サブユニットの存在が明瞭に確認される。この露頭では大きく3つ。本土でのUnit Aサブユニットに関してはJpGU2022でもポスター発表したが(閑古鳥が鳴いていて寂しかった)、近傍にも追っていきたいところ。JpGU2023か火山学会で発表できるかな。
南大隅町佐多郡竹之浦
鬼界アカホヤ噴火堆積物のうちUnit A。
先ほどの場所よりもより分布軸に近い大隅半島南端部。
ここでもサブユニットの存在が明瞭に確認され、細かく分ければ5つ以上になります。そのうち薄い層は本土での追跡があまり出来ないので現状ではひっくるめて3つに大別しているけれど。
ここでは写真として示していませんが、本露頭でのUnit D基底部は火山豆石を欠いています。宇井(1973)で指摘されているように、火山豆石の存在は(鹿児島県南端部では)結構局所的であって、割と局所的な気象条件や(Walker+1982で提案されているように)Unit Cの二次爆発に起因するものだと僕は思っています。Unit C自体が噴出時に水付きだったから火山豆石が出来たとかそういうのでは恐らくない(水が付いていた可能性自体は否定できないけど)。
宿は毎度おなじみのビジネスホテルしらさぎ。
12/10は志布志方面にも足を伸ばし、夏井海岸にある有名な入戸火砕流の露頭を見てきました。
全体像。
上半分はほとんど入戸火砕流(A-Ito)。下位に層厚2mほどの大隅降下軽石(A-Os)。
基盤は阿多火砕流らしい(宝田ほか, 2022)。
A-Osはおそらくreworkしています。A-Osの堆積からA-Itoが来るまでにある程度の時間があったということなのでしょうか?
A-Itは弱溶結。
右から左(北東から南西方向)への流向を示唆する軽石のimbricationが結構綺麗に見えます。給源(姶良カルデラ)から本露頭への方位とは全く異なるので、やっぱりlocalな地形の影響を強く受けていそう。
12/11-12にかけては宮崎県南部で調査。
鬼界アカホヤ噴火堆積物。Unit AとUnit Dが確認されます。
Unit Aは単層。上位にあるUnit Dとの明瞭な境界がつかみにくいですが、僕は火山豆石や粗粒軽石の濃集層より上はUnit Dとして扱っています。

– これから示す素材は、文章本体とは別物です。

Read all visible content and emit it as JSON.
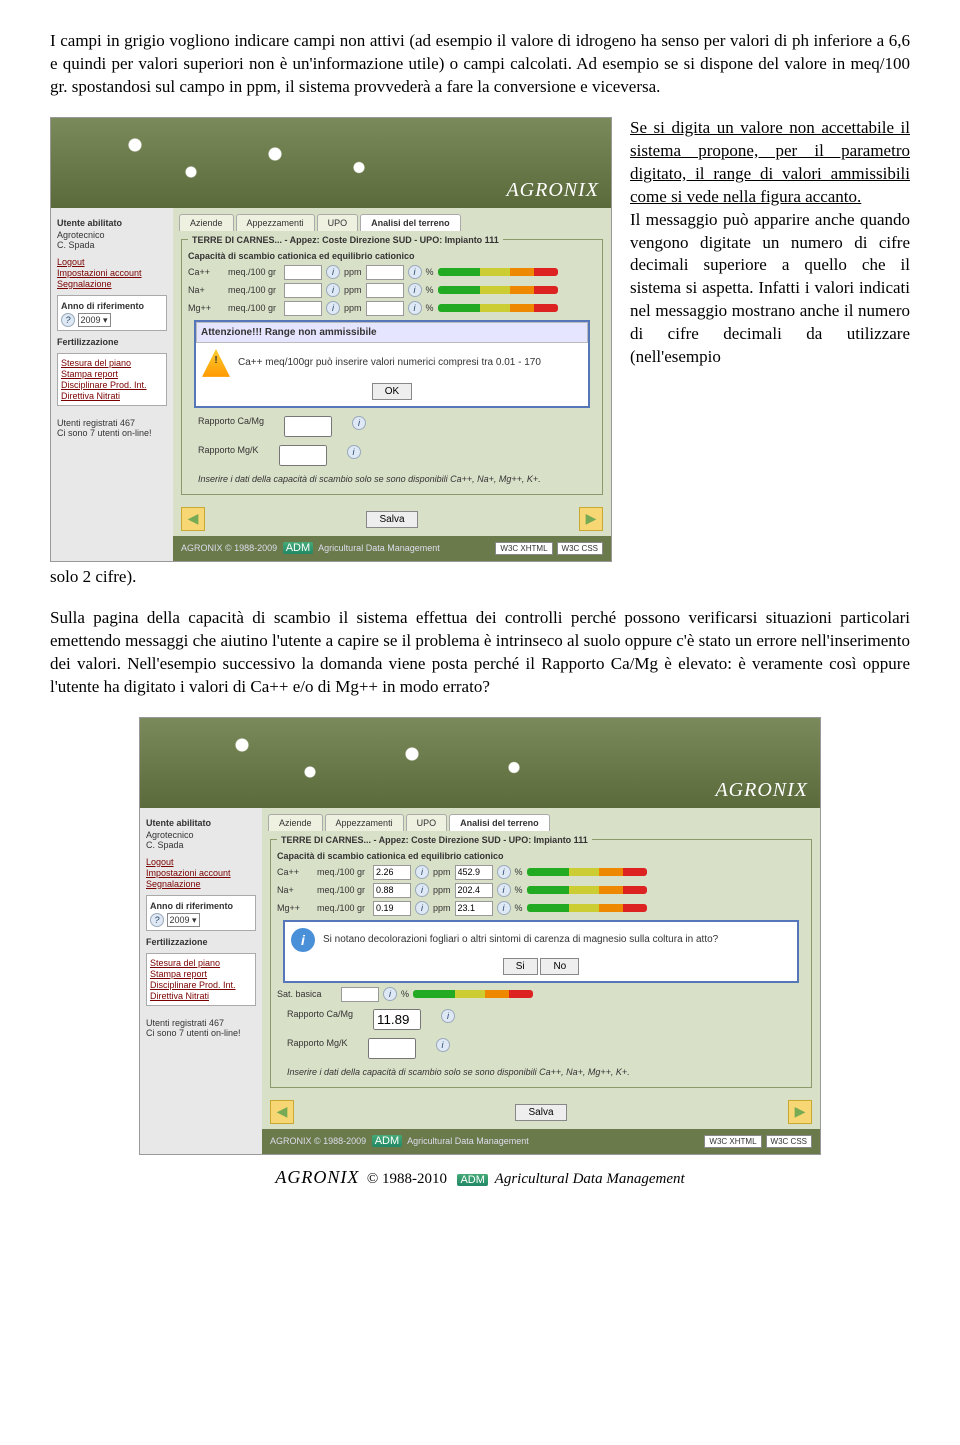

Unit Aに穴を掘って冬眠していたトカゲちゃん。起こしてごめんね。
馬。
都井岬。
都井神社。本殿は到達不可能なので遥拝。
12/13は帰るだけでしたが、暇になったので宝田ほか(2022)を参考に垂水火砕流の有名な露頭を見学しました。
垂水市中俣浦谷
垂水火砕流。デューン構造が綺麗。恐らく大雑把には右から左(北から南)への流向かな?
上の写真に対してほぼ垂直方向に切った露頭。
基底部はA-Osと指交関係にあり、挟在するA-Osの粒径から(少なくとも初期は)噴煙柱の部分崩壊によって生じたとされているそうです(福島・小林, 2000)。
トラフ状斜交層理が見えないのでおそらく2Dデューン。デューンが3Dか2Dかで密度流のパラメータを上手く縛れたりすると面白そうですが、その辺の知識が根本的に足りていないので合掌。
本当は宝田ほか(2022)に載っている他の露頭も色々見に行きたかったのですが、この露頭の奥で縁石に車体を擦ってしまい事故処理に追われた結果時間切れとなってしまいました…
鹿児島空港でお土産を買いました。いつもは薩摩芋タルトなのですが、同期から飽きたと言われたので変えてみました。
以上、12月野外調査でした。次回は1月に種子島の予定です。